Here we can see how our sample distribution is centred around population mean and Central Limit Theorem also tells us that sample mean should approach and be centred around population mean and for very large n it should be approximately equal which we can see here clearly.

Sample Variance versus Theoretical Variance

We can see that,

Variance of Population = 26.0700456 and

Variance of Sample = 0.6562298

As per C.L.T the relationship between variance of sample distribution and that of population distribution is

\[\sigma_x^2=\sigma^2/n\]

Where \(\sigma_x^2\) is variance of Sample Mean and \(\sigma^2\) is variance of population.
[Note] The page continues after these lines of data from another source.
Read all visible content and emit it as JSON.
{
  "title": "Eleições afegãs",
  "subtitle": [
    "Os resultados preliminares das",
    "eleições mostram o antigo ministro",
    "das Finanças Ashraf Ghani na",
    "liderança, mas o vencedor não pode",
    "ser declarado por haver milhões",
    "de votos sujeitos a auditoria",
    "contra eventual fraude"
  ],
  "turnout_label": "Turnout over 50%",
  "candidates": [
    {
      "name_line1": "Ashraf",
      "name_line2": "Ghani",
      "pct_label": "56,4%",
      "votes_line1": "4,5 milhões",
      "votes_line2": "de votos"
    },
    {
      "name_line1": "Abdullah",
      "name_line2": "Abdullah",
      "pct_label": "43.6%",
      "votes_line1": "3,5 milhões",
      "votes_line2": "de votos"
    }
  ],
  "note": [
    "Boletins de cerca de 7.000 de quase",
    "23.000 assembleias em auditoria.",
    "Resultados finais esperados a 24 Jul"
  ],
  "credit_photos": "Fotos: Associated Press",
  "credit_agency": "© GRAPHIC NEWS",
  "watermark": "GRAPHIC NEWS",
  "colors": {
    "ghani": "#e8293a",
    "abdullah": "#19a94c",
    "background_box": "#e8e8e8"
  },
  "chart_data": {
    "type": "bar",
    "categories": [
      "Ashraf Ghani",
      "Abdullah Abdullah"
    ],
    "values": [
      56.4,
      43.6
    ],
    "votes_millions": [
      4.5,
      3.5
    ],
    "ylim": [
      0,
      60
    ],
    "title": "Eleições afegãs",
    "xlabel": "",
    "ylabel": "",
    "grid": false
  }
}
Hence,

\[n=\sigma^2/\sigma_x^2\]

Comparing our population variance and sample variance

calculated_var_sample<-var_population/n

We can see that this 0.6517511 is approximately equal to our variance sample which is 0.6562298.

Also we can see the variance in our figure which is much less than population variance as explained by C.L.T.
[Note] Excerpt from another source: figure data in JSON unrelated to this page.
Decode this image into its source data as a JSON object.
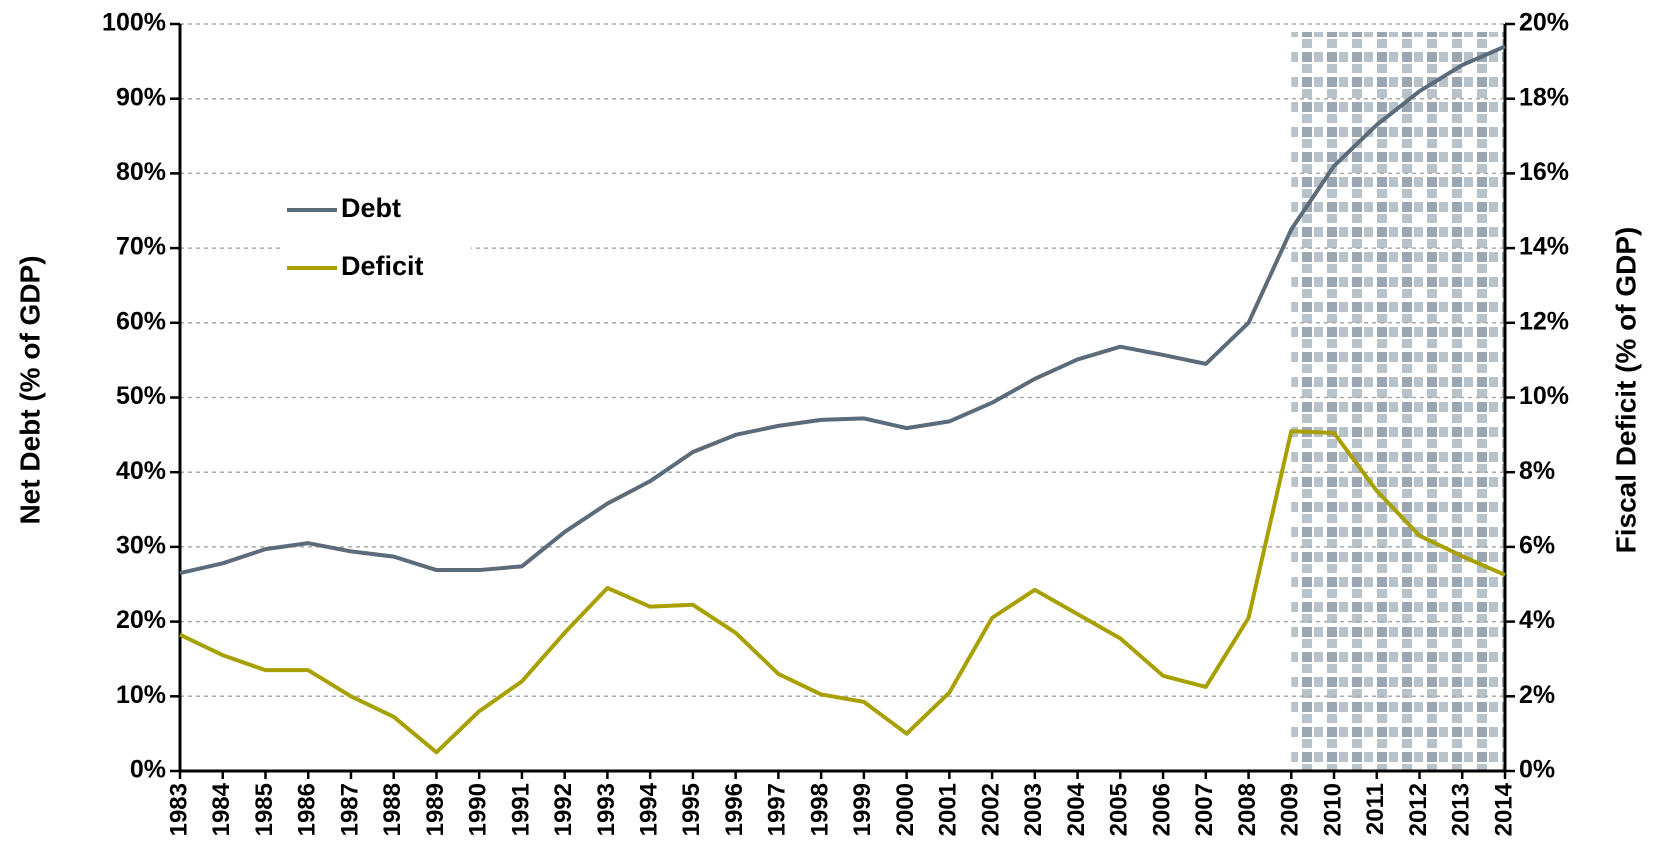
{
  "chart_data": {
    "type": "line",
    "x": [
      1983,
      1984,
      1985,
      1986,
      1987,
      1988,
      1989,
      1990,
      1991,
      1992,
      1993,
      1994,
      1995,
      1996,
      1997,
      1998,
      1999,
      2000,
      2001,
      2002,
      2003,
      2004,
      2005,
      2006,
      2007,
      2008,
      2009,
      2010,
      2011,
      2012,
      2013,
      2014
    ],
    "xlim": [
      1983,
      2014
    ],
    "xticks": [
      1983,
      1984,
      1985,
      1986,
      1987,
      1988,
      1989,
      1990,
      1991,
      1992,
      1993,
      1994,
      1995,
      1996,
      1997,
      1998,
      1999,
      2000,
      2001,
      2002,
      2003,
      2004,
      2005,
      2006,
      2007,
      2008,
      2009,
      2010,
      2011,
      2012,
      2013,
      2014
    ],
    "ylabel": "Net Debt (% of GDP)",
    "y2label": "Fiscal Deficit (% of GDP)",
    "ylim": [
      0,
      100
    ],
    "yticks": [
      {
        "value": 0,
        "label": "0%"
      },
      {
        "value": 10,
        "label": "10%"
      },
      {
        "value": 20,
        "label": "20%"
      },
      {
        "value": 30,
        "label": "30%"
      },
      {
        "value": 40,
        "label": "40%"
      },
      {
        "value": 50,
        "label": "50%"
      },
      {
        "value": 60,
        "label": "60%"
      },
      {
        "value": 70,
        "label": "70%"
      },
      {
        "value": 80,
        "label": "80%"
      },
      {
        "value": 90,
        "label": "90%"
      },
      {
        "value": 100,
        "label": "100%"
      }
    ],
    "y2lim": [
      0,
      20
    ],
    "y2ticks": [
      {
        "value": 0,
        "label": "0%"
      },
      {
        "value": 2,
        "label": "2%"
      },
      {
        "value": 4,
        "label": "4%"
      },
      {
        "value": 6,
        "label": "6%"
      },
      {
        "value": 8,
        "label": "8%"
      },
      {
        "value": 10,
        "label": "10%"
      },
      {
        "value": 12,
        "label": "12%"
      },
      {
        "value": 14,
        "label": "14%"
      },
      {
        "value": 16,
        "label": "16%"
      },
      {
        "value": 18,
        "label": "18%"
      },
      {
        "value": 20,
        "label": "20%"
      }
    ],
    "grid": true,
    "legend": "upper left",
    "shaded_xrange": [
      2009,
      2014
    ],
    "series": [
      {
        "name": "Debt",
        "color": "#5b6b7a",
        "values": [
          26.5,
          27.8,
          29.7,
          30.5,
          29.4,
          28.7,
          26.9,
          26.9,
          27.4,
          32,
          35.8,
          38.8,
          42.7,
          45,
          46.2,
          47,
          47.2,
          45.9,
          46.8,
          49.3,
          52.5,
          55.1,
          56.8,
          55.7,
          54.5,
          60,
          72.5,
          81,
          86.5,
          91,
          94.5,
          97
        ]
      },
      {
        "name": "Deficit",
        "color": "#a8a000",
        "axis": "y2",
        "values": [
          3.65,
          3.1,
          2.7,
          2.7,
          2.0,
          1.45,
          0.5,
          1.6,
          2.4,
          3.7,
          4.9,
          4.4,
          4.45,
          3.7,
          2.6,
          2.05,
          1.85,
          1.0,
          2.1,
          4.1,
          4.85,
          4.2,
          3.55,
          2.55,
          2.25,
          4.1,
          9.1,
          9.05,
          7.5,
          6.3,
          5.75,
          5.25
        ]
      }
    ]
  }
}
g2<-ggplot(data.frame(seq_along(1:length(sample)),sample))+aes(sample)+geom_histogram(aes(fill=..count..))
g2<-g2+labs(x="Sample",y="Frequency",title="Sample Distribution")
g2<-g2+geom_vline(xintercept = mean_sample+var_sample,col='gray',linetype="longdash",size=1)
g2<-g2+geom_vline(xintercept = mean_sample-var_sample,col='gray',linetype="longdash",size=1)
g2<-g2+geom_text(x=mean_sample+var_sample,y=0,label=round(mean_sample+var_sample,2),vjust=1)
g2<-g2+geom_text(x=mean_sample-var_sample,y=0,label=-round(mean_sample-var_sample,2),vjust=1)
g2<-g2+geom_text(x=mean_sample+var_sample,y=max(sample),label="+sigma",angle=90,vjust=2,hjust=-0.5)
g2<-g2+geom_text(x=mean_sample-var_sample,y=max(sample),label="-sigma",angle=90,vjust=2,hjust=-0.5)
g2

Distribution

Here we can plot the actual population distribution and distribution of averages of population distribution.

Population Distribution

Plotting the population distribution via ggplot2 plotting.

g3<-ggplot(data.frame(seq_along(1:length(population)),population))+aes(population)+geom_histogram(aes(fill=..count..))
g3<-g3+geom_vline(xintercept = mean_population,col='gray',linetype="longdash",size=1)
g3<-g3+labs(x="Population",y="Frequency",title="Population Distribution")
g3<-g3+geom_text(x=mean_population,y=0,label=round(mean_population,2),vjust=1)
g3<-g3+geom_text(x=mean_population,y=max(population),label="mean",angle=90,vjust=1)
g3

We can see that the distribution of population is not uniform.

Distribution of Sample Mean

g4<-ggplot(data.frame(seq_along(1:length(sample)),sample))+aes(sample)+geom_histogram(aes(fill=..count..))
g4<-g4+geom_vline(xintercept = mean_sample,col='gray',linetype="longdash",size=1)
g4<-g4+labs(x="Sample",y="Frequency",title="Sample Distribution")
g4<-g4+geom_text(x=mean_sample,y=0,label=round(mean_sample,2),vjust=1)
g4<-g4+geom_text(x=mean_sample,y=max(sample),label="mean",angle=90,vjust=1)
g4

Here we can see that even though the distribution of orignal population is not normal but the distribution of sample mean/averages is approximately Normally Distributed which is as per Central Limit Theorem.